AN ENCOURAGING WORD: "A Story To Remember"

There is an unforgettable incident in the book, Days of Our Years, by Pierre Van Paassen. I first read this story many years ago, but every now and then I hear, read, or experience something that brings it back to mind like a flashing red light.

When Van Paassen was a young man in the village of Bourg, he knew and learned to love a hunchback named Ugolin. He said that Ugolin had the kindest eyes of anyone he had ever met.

Ugolin never knew his father. His mother, with whom he and his sister Solange lived, was a drunken outcast. Solange was falsely accused of theft and sent to prison; when she was released she could not find work. The crippled brother fell ill and the sister provided food and medicine to save his life with the only option available -- selling her body to men in the community. One day Ugolin was surrounded by a thoughtless and cruel crowd which taunted him and jostled him until he fell.
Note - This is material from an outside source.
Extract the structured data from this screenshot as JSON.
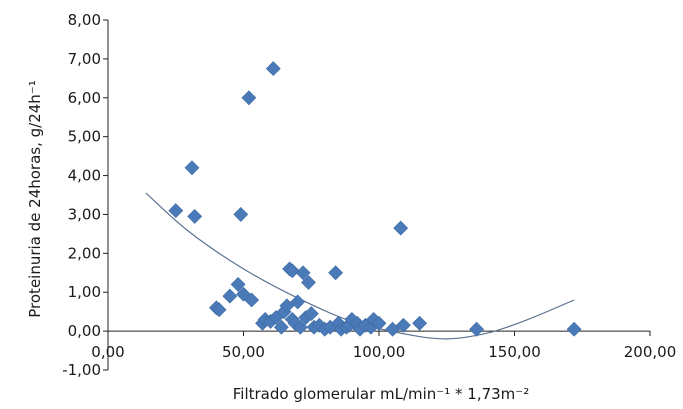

As he lay on the street they formed a circle and danced about him, chanting in derision, "The lovers of my sister pay a franc apiece". The elderly village priest came out and saved the cripple from further injury and carried him to his own house. The next day Ugolin walked into the river and drowned himself, and Solange killed herself with a gun. The old Abbe said, "Those children are not suicides. They have been murdered by a society without mercy". The mayor of Bourg was aghast at what had happened. He said to the Abbe, "Oh, the eternal barbarians we are!"

The old Abbe sent for the congregants to come to the church for the funeral. (I loved that part of the story. He "sent" for them to come.) Attendance was not optional! We Methodist "priests" have never been able to exert that kind of authority. We have often wanted to, but have never been able to make it happen. I doubt that my brother Roman Catholic priests fare much better.

And the congregation came! The church was packed. The old Abbe mounted the pulpit and began his sermon with a voice that cut the air like a whip lash. "Christians!!" "Christians, when the Lord of life and death shall ask me on the day of judgment, 'Pasteur de la Roudaire, where are thy sheep?', I shall not answer him. When the Lord asks me the second time,'Pasteur de la Roudaire, where are thy sheep?', I will still not answer him. But when the Lord shall ask me the third time, 'Pasteur de la Roudaire, where are thy sheep?', I shall hang my head in shame and I will answer him, 'They were not sheep, Lord, they were a pack of wolves.'"

This story brings to mind several "Thou shalt nots" and even more "Thou shalts." In a day when so much of our public discourse lacks civility and common courtesy, this is a story to remember. Next time you are tempted to make sport of someone who is different, or who in some way has been marginalized by misfortune, remember the hunchback with the kindest eyes, his sister who loved him more than she loved herself, and the pack of wolves that murdered them.